A Blood Seduction (Vamp City #1)(74)



"Do you have your bearings?" she asked Marcus, who'd waited for her.

Delilah touched her arm. "I know exactly where we are. Where do you want to go?"

"The gladiator camp."

Delilah lifted a brow, but asked no questions. "I can take you there."

"Lead the way."

Jeff scowled, but Quinn ignored him.

They walked through the empty streets as they had before, disappearing into the shadows and the old buildings whenever the sound of a carriage or automobile sounded nearby. Quinn thought she heard Arturo's Jeep, but only in the distance. He couldn't find her. She wouldn't allow that to happen.

"How long have you been a Slava?" Quinn asked the woman, as they walked past a block that consisted now of little more than rubble.

"Oh, I don't know. Close to seventy years, I imagine. I was captured only a few months after the stock market crash of '29."

"A little over eighty, then."

"Is it? It makes so little difference here. Nothing ever changes."

"Do you have someplace to go, Delilah?" Marcus asked. "Where we're going . . ."

The woman waved a hand absently. "You're trying to get home, I know. And, yes, I have someplace. My sister is married and free. If I can find her, she'll take me in."

Quinn frowned. "Is she in a hidden enclave, too?"

"Yes. In a way."

Clearly, she didn't intend to say more, and Quinn couldn't blame her. She'd already run afoul of one enclave. The less anyone knew where she was going, probably the better.

They continued on in silence down a couple of blocks of run-down buildings before once more crossing the street. A movement ahead caught Quinn's attention. All their attentions, it seemed, for they stopped as one.

A vampire?

"Wolves," one of the women whispered, the word radiating fear.

Quinn glanced at Marcus. "I thought the wolves lived in the Crux."

"They do," Delilah replied, "but they often hunt in the Nod - the unclaimed boundary lands."

"What do they eat?" The moment the question was out of her mouth, Quinn wanted to take it back. "Do I want to know?"

"Meat," Delilah said simply. "Human or vampire."

Lovely. Vamp City was definitely not a people-friendly place.

In front of her, two of the slaves pulled switchblades out of their pockets. Out of the corner of her eye, she saw Marcus pull one, too.

"One wolf isn't going to take on this many of us," he murmured. "Not when it's obvious we're prepared to fight."

From the building across the street ran another, and another, and still another, until there were ten in all.

"Too bad it's not just one," Quinn muttered.

As the wolves began to circle them, their lips pulled back in hungry snarls, Delilah stepped away from Quinn, into the street, her arms up as if in surrender.
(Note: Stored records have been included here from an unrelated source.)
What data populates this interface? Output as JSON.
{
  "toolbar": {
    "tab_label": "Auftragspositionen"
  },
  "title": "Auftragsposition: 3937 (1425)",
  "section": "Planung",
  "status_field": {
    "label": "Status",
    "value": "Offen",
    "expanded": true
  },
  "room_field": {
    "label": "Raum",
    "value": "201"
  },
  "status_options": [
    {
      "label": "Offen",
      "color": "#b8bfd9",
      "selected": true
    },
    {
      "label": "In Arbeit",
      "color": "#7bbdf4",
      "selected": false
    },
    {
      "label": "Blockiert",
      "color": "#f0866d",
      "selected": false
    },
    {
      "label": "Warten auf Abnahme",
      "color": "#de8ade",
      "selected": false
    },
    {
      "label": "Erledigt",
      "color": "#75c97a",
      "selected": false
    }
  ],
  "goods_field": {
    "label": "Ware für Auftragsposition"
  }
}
None of them called her back. Quinn had a feeling that none of them knew what she was doing.

"I am Delilah," the woman called. "Sister to Nirina, the wife of the alpha of the Herewood pack. I ask that you deliver me to my sister. And I request safe passage for my friends."

One of the wolves, a large gray one, broke from the others and walked to Delilah, sniffing her thoroughly, before backing up several steps. As Quinn watched in amazement, the wolf shifted into a man in a process that was neither fast nor slow, and appeared to cause him little pain. He stood naked, a large man with a hard-boned face and a dark braid that hung halfway down his back.

"You are who you say." He looked at the humans with dispassion. "We'll not take them all, but the price of your passing is two. You may choose which two, if you like."

Delilah shook her head. "They are new to V.C., with wives and husbands and children mourning them in the outside world."

"There is no escape for them."

"There may be. Several of the new ones have managed to escape through the sunbeams." Which was false as far as Quinn knew, but she wasn't about to correct her. "Let these people go, I beg of you. Let them escape this place as we cannot."

The werewolf frowned, eyeing the group of them, then turned back to Delilah. "You will owe me a boon, sister of Nirina." His gaze skimmed the woman's body before slowly, hungrily, returning to her face. "And I will collect."

To Quinn's surprise, Delilah smiled. "Thank you." She turned and ran back to Quinn, throwing her arms around her neck before releasing her. "Godspeed."

"You're going to be okay?" The werewolf was huge. In every way.

A hint of mischief lit Delilah's eyes through the sadness that would remain for some time, Quinn suspected. "I need to forget. And to kick up my heels a bit. He's just what the doctor ordered."

Quinn snorted, then laughed. "Good luck, Delilah."

By the time Delilah turned away, the werewolf had returned to wolf form. He waited for Delilah to join him, brushing against her leg as she ran her hand through his fur. The other wolves followed, and the pack disappeared behind the buildings across the street.

Quinn had been watching for street markings and had seen enough to know they were on G Street, only about five blocks from her rough understanding of the gladiator camp's location. Finally.